Dagboek van Korporaal Pieter De Bruyn – Infanterie
19 september 1827
Plaats: Soldatentent, Ravelskamp
Gemoedstoestand: Gebroken, koortsig en misselijk van de jenever.
Ik ruik mezelf. Dat is het ergste. De geur is een verstikkende deken van natte wol, rottend zweet, en de zurige lucht van het oude stro dat we met zestien man delen. Met zestien man in een tent van vijf bij drie meter. Zestien zielen die elkaar de schurft toewensen, letterlijk. De jeuk drijft me tot waanzin; ik kras mezelf open tot het bloedt. Mijn maat deelt mijn deken, en straks delen we de dood door die ziekte die maar rondwaart. Ze zeggen dat we hier zijn om te oefenen voor het vaderland, voor Koning Willem I, maar dit is de hel op de heide. We staan om 5 uur op voor een neut jenever en een stuk taai brood.

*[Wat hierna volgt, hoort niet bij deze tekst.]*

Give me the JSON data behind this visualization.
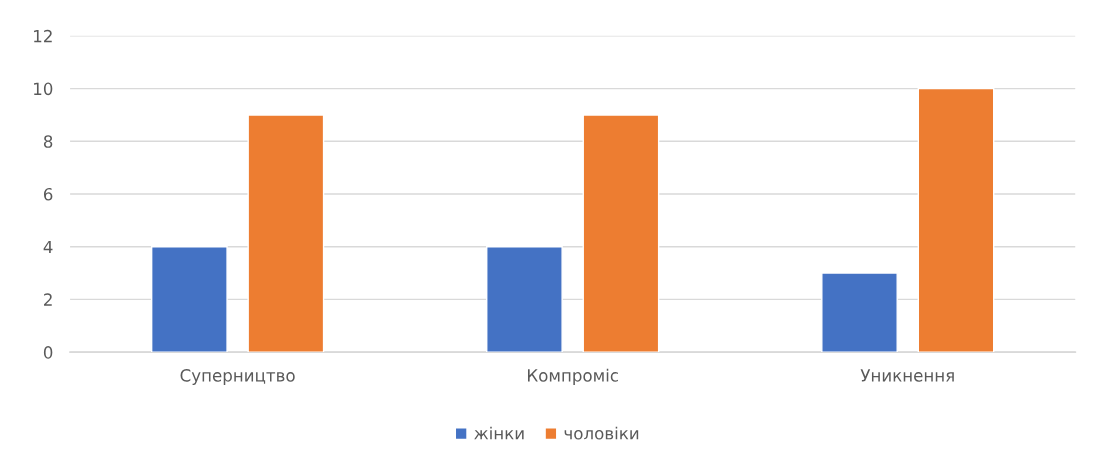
{
  "chart_data": {
    "type": "bar",
    "categories": [
      "Суперництво",
      "Компроміс",
      "Уникнення"
    ],
    "series": [
      {
        "name": "жінки",
        "color": "#4472c4",
        "values": [
          4,
          4,
          3
        ]
      },
      {
        "name": "чоловіки",
        "color": "#ed7d31",
        "values": [
          9,
          9,
          10
        ]
      }
    ],
    "ylim": [
      0,
      12
    ],
    "yticks": [
      0,
      2,
      4,
      6,
      8,
      10,
      12
    ],
    "grid": "y",
    "legend": "bottom"
  }
}
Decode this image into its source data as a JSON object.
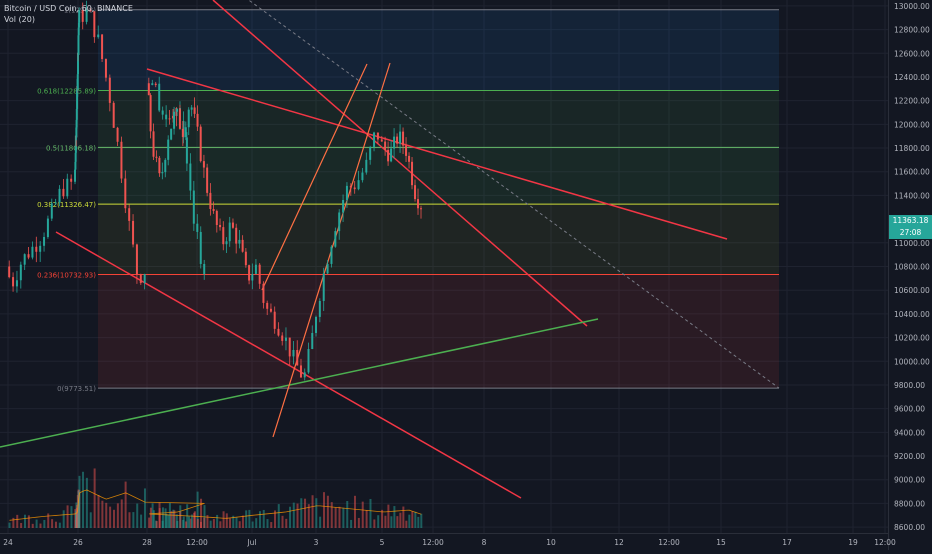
{
  "header": {
    "symbol_line": "Bitcoin / USD Coin, 60, BINANCE",
    "volume_label": "Vol (20)"
  },
  "price_tag": {
    "last_price": "11363.18",
    "countdown": "27:08",
    "color": "#26a69a"
  },
  "colors": {
    "background": "#131722",
    "grid": "#1f2330",
    "up": "#26a69a",
    "down": "#ef5350",
    "trend_red": "#f23645",
    "trend_green": "#4caf50",
    "channel_orange": "#ff7043",
    "diagonal_dashed": "#787b86"
  },
  "chart_data": {
    "type": "candlestick",
    "symbol": "Bitcoin / USD Coin, 60, BINANCE",
    "y_range": [
      8550,
      13050
    ],
    "y_ticks": [
      {
        "v": 13000,
        "label": "13000.00"
      },
      {
        "v": 12800,
        "label": "12800.00"
      },
      {
        "v": 12600,
        "label": "12600.00"
      },
      {
        "v": 12400,
        "label": "12400.00"
      },
      {
        "v": 12200,
        "label": "12200.00"
      },
      {
        "v": 12000,
        "label": "12000.00"
      },
      {
        "v": 11800,
        "label": "11800.00"
      },
      {
        "v": 11600,
        "label": "11600.00"
      },
      {
        "v": 11400,
        "label": "11400.00"
      },
      {
        "v": 11000,
        "label": "11000.00"
      },
      {
        "v": 10800,
        "label": "10800.00"
      },
      {
        "v": 10600,
        "label": "10600.00"
      },
      {
        "v": 10400,
        "label": "10400.00"
      },
      {
        "v": 10200,
        "label": "10200.00"
      },
      {
        "v": 10000,
        "label": "10000.00"
      },
      {
        "v": 9800,
        "label": "9800.00"
      },
      {
        "v": 9600,
        "label": "9600.00"
      },
      {
        "v": 9400,
        "label": "9400.00"
      },
      {
        "v": 9200,
        "label": "9200.00"
      },
      {
        "v": 9000,
        "label": "9000.00"
      },
      {
        "v": 8800,
        "label": "8800.00"
      },
      {
        "v": 8600,
        "label": "8600.00"
      }
    ],
    "x_ticks": [
      {
        "t": 0,
        "label": "24"
      },
      {
        "t": 2,
        "label": "26"
      },
      {
        "t": 4,
        "label": "28"
      },
      {
        "t": 5,
        "label": "12:00"
      },
      {
        "t": 6,
        "label": "Jul"
      },
      {
        "t": 7,
        "label": "3"
      },
      {
        "t": 8,
        "label": "5"
      },
      {
        "t": 9,
        "label": "12:00"
      },
      {
        "t": 10,
        "label": "8"
      },
      {
        "t": 11,
        "label": "10"
      },
      {
        "t": 12,
        "label": "12"
      },
      {
        "t": 13,
        "label": "12:00"
      },
      {
        "t": 14,
        "label": "15"
      },
      {
        "t": 15,
        "label": "17"
      },
      {
        "t": 16,
        "label": "19"
      },
      {
        "t": 17,
        "label": "12:00"
      }
    ],
    "price_path": [
      [
        0,
        10800
      ],
      [
        0.1,
        10650
      ],
      [
        0.25,
        10850
      ],
      [
        0.4,
        10950
      ],
      [
        0.55,
        11050
      ],
      [
        0.7,
        11250
      ],
      [
        0.85,
        11450
      ],
      [
        1,
        11500
      ],
      [
        1.15,
        11750
      ],
      [
        1.3,
        11900
      ],
      [
        1.45,
        12150
      ],
      [
        1.6,
        12300
      ],
      [
        1.75,
        12550
      ],
      [
        1.9,
        12800
      ],
      [
        2.05,
        12900
      ],
      [
        2.2,
        12950
      ],
      [
        2.35,
        12700
      ],
      [
        2.5,
        12300
      ],
      [
        2.65,
        11800
      ],
      [
        2.8,
        11200
      ],
      [
        2.95,
        10700
      ],
      [
        3.1,
        10800
      ],
      [
        3.25,
        11300
      ],
      [
        3.4,
        11900
      ],
      [
        3.55,
        12100
      ],
      [
        3.7,
        12000
      ],
      [
        3.85,
        12250
      ],
      [
        4,
        12350
      ],
      [
        4.15,
        11800
      ],
      [
        4.3,
        11500
      ],
      [
        4.45,
        11900
      ],
      [
        4.6,
        12100
      ],
      [
        4.75,
        11950
      ],
      [
        4.9,
        12200
      ],
      [
        5.05,
        11900
      ],
      [
        5.2,
        11500
      ],
      [
        5.35,
        11200
      ],
      [
        5.5,
        11000
      ],
      [
        5.65,
        11150
      ],
      [
        5.8,
        11000
      ],
      [
        5.95,
        10700
      ],
      [
        6.1,
        10800
      ],
      [
        6.25,
        10450
      ],
      [
        6.4,
        10350
      ],
      [
        6.55,
        10200
      ],
      [
        6.7,
        10000
      ],
      [
        6.85,
        9850
      ],
      [
        6.95,
        10100
      ],
      [
        7.05,
        10450
      ],
      [
        7.2,
        10850
      ],
      [
        7.35,
        11200
      ],
      [
        7.5,
        11450
      ],
      [
        7.65,
        11500
      ],
      [
        7.8,
        11650
      ],
      [
        7.95,
        11950
      ],
      [
        8.05,
        11800
      ],
      [
        8.2,
        11750
      ],
      [
        8.35,
        11900
      ],
      [
        8.5,
        11800
      ],
      [
        8.6,
        11600
      ],
      [
        8.7,
        11400
      ],
      [
        8.8,
        11330
      ]
    ],
    "volume_path": [
      [
        0,
        0.12
      ],
      [
        0.5,
        0.18
      ],
      [
        1,
        0.22
      ],
      [
        1.5,
        0.25
      ],
      [
        1.8,
        0.45
      ],
      [
        2.1,
        0.6
      ],
      [
        2.4,
        0.45
      ],
      [
        2.7,
        0.55
      ],
      [
        3,
        0.4
      ],
      [
        3.5,
        0.25
      ],
      [
        4,
        0.22
      ],
      [
        4.5,
        0.2
      ],
      [
        5,
        0.18
      ],
      [
        5.5,
        0.15
      ],
      [
        6,
        0.2
      ],
      [
        6.5,
        0.25
      ],
      [
        7,
        0.35
      ],
      [
        7.5,
        0.3
      ],
      [
        8,
        0.25
      ],
      [
        8.5,
        0.28
      ],
      [
        8.8,
        0.2
      ]
    ],
    "fib_levels": [
      {
        "label": "1(12968)",
        "v": 12968,
        "color": "#787b86"
      },
      {
        "label": "0.618(12285.89)",
        "v": 12285.89,
        "color": "#4caf50"
      },
      {
        "label": "0.5(11806.18)",
        "v": 11806.18,
        "color": "#66bb6a"
      },
      {
        "label": "0.382(11326.47)",
        "v": 11326.47,
        "color": "#cddc39"
      },
      {
        "label": "0.236(10732.93)",
        "v": 10732.93,
        "color": "#f44336"
      },
      {
        "label": "0(9773.51)",
        "v": 9773.51,
        "color": "#787b86"
      }
    ]
  }
}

Dat 'neutje' moet onze weerstand verhogen, maar het maakt me alleen maar misselijk op de lege maag, en geeft die ellendige moeraskoorts vrij spel.
Het hele kamp is een logistieke nachtmerrie. Vandaag zwoegen we weer bij die kookgaten, de ingegraven keukens. Twaalf van die kuilen voor zeshonderd hongerige wolven. Het is dringen, wachten, en vechten voor je portie stamppot.
Maar niets, echt niets, is zo vernederend als de secreten. Honderd meter door de schemering over het koude zand10, naar een balk over een put. Twee van die ondiepe gleuven voor een heel bataljon. Ik ben bang om in slaap te vallen, bang voor die plotselinge buikkramp, want het is een wandeling vol schaamte en gevaar. Waarom konden ze de soldaten niet dezelfde fatsoenlijke latrines geven als de officieren? Maar nee, wij zijn de 'gewone' militairen, weggepropt in het noordelijke deel van het kamp.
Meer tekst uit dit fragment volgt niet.